In order to restore areas impacted by military maneuvers and wildfires, the Army seeds bunchgrasses and forbs and plants tens of thousands of bare root seedlings of Wyoming big sagebrush on hundreds of hectares each year. Between 2011 and 2017 YTC completed sagebrush seeding/planting efforts on approximately 14,000 ha of previously burned areas. Military range observation towers no longer required have been removed in key sage grouse areas to reduce the number of perches and nesting platforms for raptors and common ravens and raven nests have also been removed on other structures. Fences within 2 km of leks and those in high use areas on YTC have been marked or removed.
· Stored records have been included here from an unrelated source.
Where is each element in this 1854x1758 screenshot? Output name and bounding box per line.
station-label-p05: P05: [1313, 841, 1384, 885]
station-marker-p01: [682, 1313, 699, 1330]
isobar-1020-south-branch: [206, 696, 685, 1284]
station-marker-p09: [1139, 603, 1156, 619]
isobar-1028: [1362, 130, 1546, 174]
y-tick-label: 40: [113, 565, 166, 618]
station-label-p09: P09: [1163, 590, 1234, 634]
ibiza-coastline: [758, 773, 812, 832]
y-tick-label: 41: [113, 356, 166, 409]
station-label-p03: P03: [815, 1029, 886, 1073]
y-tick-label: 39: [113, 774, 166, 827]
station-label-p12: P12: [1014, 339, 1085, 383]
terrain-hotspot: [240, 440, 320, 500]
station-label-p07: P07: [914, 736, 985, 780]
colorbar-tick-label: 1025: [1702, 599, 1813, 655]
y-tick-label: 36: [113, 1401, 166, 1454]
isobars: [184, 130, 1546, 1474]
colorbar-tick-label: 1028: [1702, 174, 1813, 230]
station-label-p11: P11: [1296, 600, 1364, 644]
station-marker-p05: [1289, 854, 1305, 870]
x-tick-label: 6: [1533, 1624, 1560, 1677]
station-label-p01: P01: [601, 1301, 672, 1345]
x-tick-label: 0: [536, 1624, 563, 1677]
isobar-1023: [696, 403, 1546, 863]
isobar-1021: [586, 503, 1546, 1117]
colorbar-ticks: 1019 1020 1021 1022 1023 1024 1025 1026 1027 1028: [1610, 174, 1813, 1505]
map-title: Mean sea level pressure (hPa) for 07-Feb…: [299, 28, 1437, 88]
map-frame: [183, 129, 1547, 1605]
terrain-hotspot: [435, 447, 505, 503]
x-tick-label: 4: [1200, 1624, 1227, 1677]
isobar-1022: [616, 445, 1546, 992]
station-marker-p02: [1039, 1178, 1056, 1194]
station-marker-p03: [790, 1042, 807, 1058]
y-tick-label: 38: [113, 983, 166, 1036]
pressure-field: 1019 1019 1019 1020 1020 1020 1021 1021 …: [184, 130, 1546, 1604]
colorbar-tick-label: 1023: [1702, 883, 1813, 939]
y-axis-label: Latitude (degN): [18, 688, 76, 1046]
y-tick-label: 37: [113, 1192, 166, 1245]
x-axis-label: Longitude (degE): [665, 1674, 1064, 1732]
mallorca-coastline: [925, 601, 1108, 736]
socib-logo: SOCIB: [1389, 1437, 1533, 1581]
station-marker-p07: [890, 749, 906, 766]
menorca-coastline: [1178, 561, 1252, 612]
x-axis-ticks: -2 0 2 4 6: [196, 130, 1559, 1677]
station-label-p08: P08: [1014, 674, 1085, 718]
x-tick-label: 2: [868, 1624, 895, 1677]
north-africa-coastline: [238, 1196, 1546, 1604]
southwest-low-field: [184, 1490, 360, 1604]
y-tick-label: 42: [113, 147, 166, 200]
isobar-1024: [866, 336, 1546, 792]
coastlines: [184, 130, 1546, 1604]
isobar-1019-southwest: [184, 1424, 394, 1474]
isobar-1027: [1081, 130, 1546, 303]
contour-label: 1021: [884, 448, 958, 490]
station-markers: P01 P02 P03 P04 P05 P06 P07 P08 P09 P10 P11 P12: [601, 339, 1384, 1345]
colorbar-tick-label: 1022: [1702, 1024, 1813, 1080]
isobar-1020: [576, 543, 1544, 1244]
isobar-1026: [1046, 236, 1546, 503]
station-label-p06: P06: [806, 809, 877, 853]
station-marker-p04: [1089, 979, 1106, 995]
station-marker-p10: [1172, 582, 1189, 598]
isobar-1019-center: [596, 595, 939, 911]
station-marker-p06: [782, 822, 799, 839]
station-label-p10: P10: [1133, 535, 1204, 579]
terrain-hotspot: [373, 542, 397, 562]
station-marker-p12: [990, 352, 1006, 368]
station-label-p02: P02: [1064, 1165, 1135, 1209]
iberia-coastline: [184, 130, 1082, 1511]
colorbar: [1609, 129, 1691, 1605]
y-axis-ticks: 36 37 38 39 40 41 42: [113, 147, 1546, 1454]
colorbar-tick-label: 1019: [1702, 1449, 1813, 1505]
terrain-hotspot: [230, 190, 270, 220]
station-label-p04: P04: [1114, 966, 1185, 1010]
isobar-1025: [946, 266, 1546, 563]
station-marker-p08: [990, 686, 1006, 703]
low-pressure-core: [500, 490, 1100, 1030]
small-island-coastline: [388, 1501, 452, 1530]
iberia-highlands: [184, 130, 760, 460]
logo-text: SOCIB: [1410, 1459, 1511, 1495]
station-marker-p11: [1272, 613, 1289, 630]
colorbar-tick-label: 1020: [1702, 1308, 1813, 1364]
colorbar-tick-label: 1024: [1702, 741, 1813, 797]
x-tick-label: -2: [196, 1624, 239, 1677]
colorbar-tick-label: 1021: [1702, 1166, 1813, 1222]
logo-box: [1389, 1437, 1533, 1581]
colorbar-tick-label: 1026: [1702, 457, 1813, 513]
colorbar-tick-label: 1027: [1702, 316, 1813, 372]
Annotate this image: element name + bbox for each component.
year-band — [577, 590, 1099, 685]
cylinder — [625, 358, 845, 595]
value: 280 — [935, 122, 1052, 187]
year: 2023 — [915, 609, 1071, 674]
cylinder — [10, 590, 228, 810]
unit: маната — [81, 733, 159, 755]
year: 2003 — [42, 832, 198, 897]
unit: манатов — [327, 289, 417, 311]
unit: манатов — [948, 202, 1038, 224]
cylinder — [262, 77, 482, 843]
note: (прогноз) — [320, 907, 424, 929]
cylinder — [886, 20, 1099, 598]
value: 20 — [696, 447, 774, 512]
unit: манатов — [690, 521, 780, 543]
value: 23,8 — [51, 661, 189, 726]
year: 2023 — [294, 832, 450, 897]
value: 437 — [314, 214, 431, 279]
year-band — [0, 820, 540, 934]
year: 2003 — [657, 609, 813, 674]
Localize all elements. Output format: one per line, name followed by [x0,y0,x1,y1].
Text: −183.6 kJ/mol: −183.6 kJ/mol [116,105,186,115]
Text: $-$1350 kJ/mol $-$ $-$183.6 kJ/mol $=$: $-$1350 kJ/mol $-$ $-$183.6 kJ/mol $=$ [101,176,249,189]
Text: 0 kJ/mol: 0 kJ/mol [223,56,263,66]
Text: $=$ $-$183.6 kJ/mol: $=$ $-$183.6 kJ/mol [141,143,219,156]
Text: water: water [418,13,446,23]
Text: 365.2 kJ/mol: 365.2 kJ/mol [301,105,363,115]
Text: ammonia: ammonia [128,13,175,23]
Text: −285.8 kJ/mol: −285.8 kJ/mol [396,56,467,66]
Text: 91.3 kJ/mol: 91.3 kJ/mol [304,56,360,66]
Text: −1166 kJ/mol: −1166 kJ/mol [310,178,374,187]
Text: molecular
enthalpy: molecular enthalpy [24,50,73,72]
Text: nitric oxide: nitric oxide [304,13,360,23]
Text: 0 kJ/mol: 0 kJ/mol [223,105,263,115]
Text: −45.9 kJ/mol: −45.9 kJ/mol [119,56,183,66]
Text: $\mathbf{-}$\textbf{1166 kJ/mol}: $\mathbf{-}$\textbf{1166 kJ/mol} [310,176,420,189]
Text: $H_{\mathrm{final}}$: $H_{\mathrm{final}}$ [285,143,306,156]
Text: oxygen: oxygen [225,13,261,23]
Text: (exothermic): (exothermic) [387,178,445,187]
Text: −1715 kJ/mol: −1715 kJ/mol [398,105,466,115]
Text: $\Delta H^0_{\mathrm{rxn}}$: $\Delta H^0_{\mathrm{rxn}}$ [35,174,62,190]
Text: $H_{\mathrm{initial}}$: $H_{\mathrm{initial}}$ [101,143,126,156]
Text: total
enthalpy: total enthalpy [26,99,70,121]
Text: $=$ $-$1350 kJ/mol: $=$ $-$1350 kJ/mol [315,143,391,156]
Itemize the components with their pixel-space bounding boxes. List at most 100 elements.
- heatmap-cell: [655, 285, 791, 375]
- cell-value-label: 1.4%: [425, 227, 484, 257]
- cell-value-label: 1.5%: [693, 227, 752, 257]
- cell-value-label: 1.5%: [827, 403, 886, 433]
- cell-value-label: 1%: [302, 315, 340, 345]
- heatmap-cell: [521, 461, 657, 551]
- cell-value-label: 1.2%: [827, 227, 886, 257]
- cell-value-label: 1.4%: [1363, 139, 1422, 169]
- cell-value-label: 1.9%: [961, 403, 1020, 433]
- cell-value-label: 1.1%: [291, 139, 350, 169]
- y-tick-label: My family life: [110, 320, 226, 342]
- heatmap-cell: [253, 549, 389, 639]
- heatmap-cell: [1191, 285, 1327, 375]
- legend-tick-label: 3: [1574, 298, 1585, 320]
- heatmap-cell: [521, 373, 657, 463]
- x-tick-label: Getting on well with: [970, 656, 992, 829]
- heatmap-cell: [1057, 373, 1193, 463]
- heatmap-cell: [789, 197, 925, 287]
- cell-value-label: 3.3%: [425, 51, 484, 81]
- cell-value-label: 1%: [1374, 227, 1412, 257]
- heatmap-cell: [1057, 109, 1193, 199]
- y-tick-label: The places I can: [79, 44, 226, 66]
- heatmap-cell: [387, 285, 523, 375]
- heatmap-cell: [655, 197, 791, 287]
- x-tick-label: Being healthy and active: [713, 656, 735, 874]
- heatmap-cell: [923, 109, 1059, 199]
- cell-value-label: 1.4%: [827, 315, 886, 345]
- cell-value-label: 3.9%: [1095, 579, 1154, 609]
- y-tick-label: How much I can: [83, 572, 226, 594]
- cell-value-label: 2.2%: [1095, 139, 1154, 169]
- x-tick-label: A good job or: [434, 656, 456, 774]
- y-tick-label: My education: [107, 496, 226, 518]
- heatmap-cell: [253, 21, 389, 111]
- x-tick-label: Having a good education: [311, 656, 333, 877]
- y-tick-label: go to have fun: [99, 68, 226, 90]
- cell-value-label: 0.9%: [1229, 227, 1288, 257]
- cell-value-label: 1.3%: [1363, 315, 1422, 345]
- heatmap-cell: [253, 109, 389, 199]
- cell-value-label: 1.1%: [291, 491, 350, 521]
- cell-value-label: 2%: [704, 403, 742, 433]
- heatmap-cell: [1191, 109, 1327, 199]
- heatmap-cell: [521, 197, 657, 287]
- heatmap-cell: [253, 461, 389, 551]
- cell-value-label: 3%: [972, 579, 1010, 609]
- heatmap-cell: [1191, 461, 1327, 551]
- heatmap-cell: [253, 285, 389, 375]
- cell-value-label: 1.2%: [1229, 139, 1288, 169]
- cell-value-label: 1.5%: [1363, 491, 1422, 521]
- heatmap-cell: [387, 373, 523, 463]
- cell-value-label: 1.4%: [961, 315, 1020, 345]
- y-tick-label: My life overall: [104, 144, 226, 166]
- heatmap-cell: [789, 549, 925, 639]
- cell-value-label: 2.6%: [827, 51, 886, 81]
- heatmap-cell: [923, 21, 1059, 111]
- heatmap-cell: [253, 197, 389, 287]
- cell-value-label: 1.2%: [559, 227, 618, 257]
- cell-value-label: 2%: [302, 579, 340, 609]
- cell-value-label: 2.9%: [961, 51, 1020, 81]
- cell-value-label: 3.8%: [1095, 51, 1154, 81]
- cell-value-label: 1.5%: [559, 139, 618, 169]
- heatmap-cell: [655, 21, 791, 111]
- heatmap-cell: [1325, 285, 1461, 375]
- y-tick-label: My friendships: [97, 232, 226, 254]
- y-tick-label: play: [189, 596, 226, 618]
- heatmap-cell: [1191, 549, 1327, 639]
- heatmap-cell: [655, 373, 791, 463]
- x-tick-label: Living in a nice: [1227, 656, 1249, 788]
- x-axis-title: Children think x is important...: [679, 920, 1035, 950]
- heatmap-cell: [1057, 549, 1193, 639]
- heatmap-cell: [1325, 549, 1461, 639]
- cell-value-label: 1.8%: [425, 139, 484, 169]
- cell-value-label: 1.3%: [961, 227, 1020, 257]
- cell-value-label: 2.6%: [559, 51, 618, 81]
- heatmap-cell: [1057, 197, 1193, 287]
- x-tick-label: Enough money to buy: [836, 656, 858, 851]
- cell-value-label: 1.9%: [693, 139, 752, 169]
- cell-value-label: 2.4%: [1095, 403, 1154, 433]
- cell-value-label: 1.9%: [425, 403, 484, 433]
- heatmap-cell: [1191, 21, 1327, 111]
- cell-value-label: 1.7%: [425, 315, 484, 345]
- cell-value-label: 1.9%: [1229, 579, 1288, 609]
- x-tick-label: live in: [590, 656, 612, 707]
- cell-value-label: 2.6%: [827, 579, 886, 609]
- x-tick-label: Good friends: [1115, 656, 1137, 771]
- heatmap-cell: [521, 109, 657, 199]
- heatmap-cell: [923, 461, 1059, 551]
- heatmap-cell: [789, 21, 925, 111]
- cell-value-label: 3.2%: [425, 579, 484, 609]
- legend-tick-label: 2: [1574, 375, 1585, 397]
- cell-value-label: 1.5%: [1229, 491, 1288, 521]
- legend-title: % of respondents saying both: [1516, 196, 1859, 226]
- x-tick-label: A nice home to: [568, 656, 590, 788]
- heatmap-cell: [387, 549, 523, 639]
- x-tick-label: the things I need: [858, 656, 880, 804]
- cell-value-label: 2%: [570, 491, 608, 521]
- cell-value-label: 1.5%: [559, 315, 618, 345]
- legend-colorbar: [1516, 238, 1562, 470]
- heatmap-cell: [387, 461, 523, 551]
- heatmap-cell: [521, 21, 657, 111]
Additionally, several land acquisitions/conservation easements occurring off the installation and additional perch/fence removal projects and implementation of perch deterrent on and/or adjacent to YTC were agreed upon as mitigation measures associated with the recent Vantage to Pomona 230KV Transmission Line Project and are currently in various stages of implementation. In addition to the management responses to military activities, the YTC also discontinued grazing by livestock in 1995.

Crab Creek

The historic presence of sage-grouse in the Crab Creek area has been well-established, as well as their extirpation. Six leks were documented in the Crab Creek area for the 1954–1986 period; they were last known to be active in 1955, 1974, 1978, 1978, 1984, and 1986. Translocations to reestablish this population were initiated in 2008 and continued through 2015; in 2011 a lek was established in a new location that continues to be active. The high male count at this lek in 2016–2019 was 23, 10, 7, and 5, respectively. The marked population decline since the last translocation in 2015, the small size, and the relative isolation suggest that continued augmentations are needed to ensure long-term persistence of the population.

Yakama Nation

The population of sage-grouse on the Yakama Nation was extirpated before the mid-1960s. A lek formed in 2013 on private land adjacent to the Yakama Nation following translocation efforts. A single male was observed on this lek in 2018, however, this male appeared to be absent in 2019.